Rising markets fueled the industry’s frenzied pace. Exits by private equity in the U.S. reached a record $638 billion this year through September, according to data from Pitchbook. And firms including Carlyle Group Inc. and KKR & Co. are rapidly spending current funds as they prepare to return to the market with bigger buyout pools.
“It is a perfect storm right now,” said Patrick Davitt, an analyst at Autonomous Research. “The IPO markets are open, the debt markets are open. Pretty much every avenue for exiting positions is.”
Apollo capitalized on that last quarter. The company reported third-quarter assets sales of $8.8 billion. Carlyle last week reported a record $14 billion in monetizations.
KKR also posted record earnings. Chief Financial Officer Rob Lewin said the fourth-quarter is shaping up to be a record for exit activity based on deals already closed or that are expected to in the period.
In October, Blackstone President Jon Gray said that it was a good time to be selling assets although it wasn’t necessarily “the top of this market.” A slowdown of asset purchases by the Federal Reserve would put pressure on prices, Gray said.
The realizations should help as firms approach investors for new money. Apollo plans to start raising money for its next flagship buyout pool in the first quarter. Carlyle is reportedly seeking as much as $27 billion for its next fund and Blackstone may seek as much as $30 billion for its next main buyout pool, which would make it the industry’s largest.
But some investors eager to get into private equity have become over-allocated to the asset class. That could constrain the industry’s fundraising efforts.
Nevertheless, firms are coming to market faster than ever before as they spend record amounts of cash in ever larger deals. The amount of spending has surpassed what it was at the height of the buyout boom in 2006 and 2007. Club deals, a remnant of the buyout boom, have also cropped up. Blackstone, Carlyle and Hellman & Friedman are buying Medline Industries Inc. in a deal valued at over $30 billion.
KKR deployed a record amount for new investments — $24.4 billion, the company said in a statement. “Our overall business has seen a fundamental shift, an inflection point in its operating level,” Lewin said on KKR’s earnings call Tuesday.

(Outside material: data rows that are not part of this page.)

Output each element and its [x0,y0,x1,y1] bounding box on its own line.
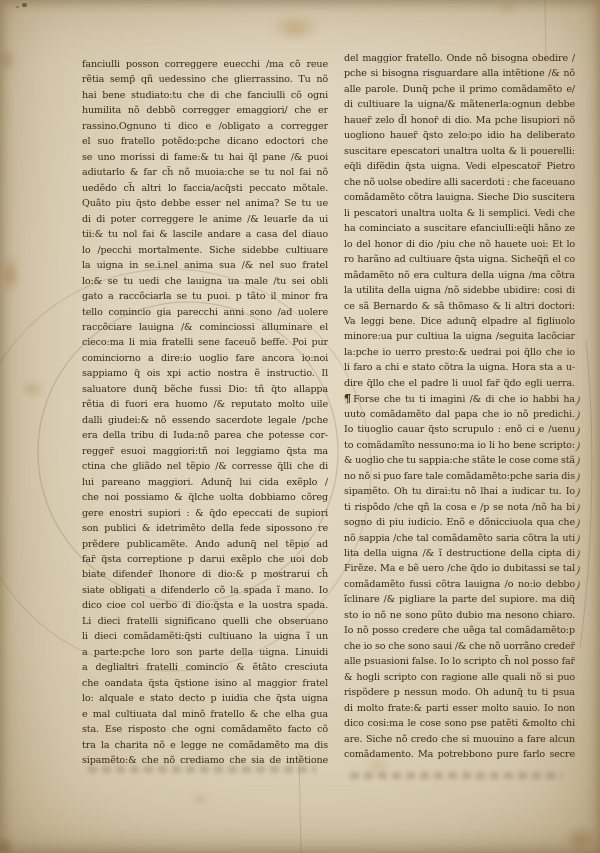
text-line: sipamẽto. Oh tu dirai:tu nõ lhai a iudic… [344,484,575,499]
text-line: la utilita della uigna /nõ sidebbe ubidi… [344,283,575,298]
text-line: uuto comãdamẽto dal papa che io nõ predi… [344,407,575,422]
text-line: che nõ uolse obedire alli sacerdoti : ch… [344,175,575,190]
text-line: humilita nõ debbõ corregger emaggiori/ c… [82,103,328,118]
text-line: Quãto piu q̃sto debbe esser nel anima? S… [82,196,328,211]
text-line: uogliono hauer̃ q̃sto zelo:po idio ha de… [344,128,575,143]
text-line: mãdamẽto nõ era cultura della uigna /ma … [344,268,575,283]
text-line: sto io nõ ne sono pũto dubio ma nesono c… [344,608,575,623]
text-line: ¶Forse che tu ti imagini /& di che io ha… [344,391,575,406]
text-line: cieco:ma li mia fratelli sene faceuõ bef… [82,335,328,350]
text-line: li dieci comãdamẽti:q̃sti cultiuano la u… [82,629,328,644]
corner-ink-speck [22,3,27,7]
text-line: dire q̃llo che el padre li uuol far̃ q̃d… [344,376,575,391]
text-line: to comãdamĩto nessuno:ma io li ho bene s… [344,438,575,453]
text-line: regger̃ esuoi maggiori:tñ noi leggiamo q… [82,444,328,459]
text-line: Va leggi bene. Dice adunq̃ elpadre al fi… [344,314,575,329]
text-line: lo /pecchi mortalmente. Siche sidebbe cu… [82,243,328,258]
text-column-right: del maggior fratello. Onde nõ bisogna ob… [344,51,575,763]
text-line: Io nõ posso credere che uẽga tal comãdam… [344,623,575,638]
text-line: lo del honor di dio /piu che nõ hauete u… [344,237,575,252]
text-line: eq̃li difẽdin q̃sta uigna. Vedi elpescat… [344,159,575,174]
foxing-stain [0,48,16,72]
text-line: che oandata q̃sta q̃stione isino al magg… [82,676,328,691]
text-line: tello comincio gia parecchi anni sono /a… [82,305,328,320]
text-line: che noi possiamo & q̃lche uolta dobbiamo… [82,490,328,505]
text-line: fanciulli posson correggere euecchi /ma … [82,57,328,72]
text-line: no nõ si puo fare tale comãdamẽto:pche s… [344,469,575,484]
text-line: gere enostri supiori : & q̃do epeccati d… [82,506,328,521]
text-line: suscitare epescatori unaltra uolta & li … [344,144,575,159]
text-line: Li dieci fratelli significano quelli che… [82,614,328,629]
text-line: Firẽze. Ma e bẽ uero /che q̃do io dubita… [344,561,575,576]
foxing-stain [0,838,13,853]
text-line: hauer̃ zelo d̃l honor̃ di dio. Ma pche l… [344,113,575,128]
pilcrow-mark: ¶ [344,391,353,405]
text-line: ĩclinare /& pigliare la parte del supior… [344,592,575,607]
text-line: rẽtia di fuori era huomo /& reputato mol… [82,397,328,412]
margin-hook-mark: ) [575,440,581,453]
text-line: la uigna in se.i.nel anima sua /& nel su… [82,258,328,273]
text-line: rẽtia semp̃ qñ uedessino che glierrassin… [82,72,328,87]
corner-ink-speck [16,6,19,8]
page-crease-right [580,340,592,648]
foxing-stain [0,256,20,294]
text-line: che io so che sono saui /& che nõ uorrãn… [344,639,575,654]
text-line: saluatore dunq̃ bẽche fussi Dio: tñ q̃to… [82,382,328,397]
scanned-book-page: { "page": { "kind": "incunabulum printed… [0,0,600,853]
text-line: lo: alquale e stato decto p iuidia che q… [82,691,328,706]
margin-hook-mark: ) [575,579,581,592]
text-line: uedẽdo ch̃ altri lo faccia/acq̃sti pecca… [82,181,328,196]
text-line: dico cosi:ma le cose sono pse patẽti &mo… [344,716,575,731]
foxing-stain [270,14,320,42]
text-line: & uoglio che tu sappia:che stãte le cose… [344,453,575,468]
margin-hook-mark: ) [575,471,581,484]
text-line: ha cominciato a suscitare efanciulli:eq̃… [344,221,575,236]
text-line: rassino.Ognuno ti dico e /obligato a cor… [82,119,328,134]
text-line: dalli giudei:& nõ essendo sacerdote lega… [82,413,328,428]
text-line: Io tiuoglio cauar q̃sto scrupulo : enõ c… [344,422,575,437]
text-line: sta. Ese risposto che ogni comãdamẽto fa… [82,722,328,737]
text-line: pche si bisogna risguardare alla intẽtio… [344,66,575,81]
text-line: siate obligati a difenderlo cõ la spada … [82,583,328,598]
text-line: e mal cultiuata dal minõ fratello & che … [82,707,328,722]
text-line: li pescatori unaltra uolta & li semplici… [344,206,575,221]
text-line: sappiamo q̃ ois xpi actio nostra ẽ instr… [82,366,328,381]
text-line: son publici & idetrimẽto della fede sipo… [82,521,328,536]
margin-hook-mark: ) [575,424,581,437]
text-line: ce sã Bernardo & sã thõmaso & li altri d… [344,299,575,314]
text-line: a parte:pche loro son parte della uigna.… [82,645,328,660]
text-line: alle psuasioni false. Io lo scripto ch̃ … [344,654,575,669]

All this activity has spurred huge gains in shares of alternative asset managers. Blackstone has more than doubled this year through Monday and KKR is close behind with a 92% gain. Carlyle rose 76% and Apollo gained 56% in that period.
“During the financial crisis, a lot of companies pulled back when they should have been stepping on the gas,” said Pete Witte, global private equity lead analyst at EY. “And when the pandemic occurred, they decided they weren’t going to make that mistake again.”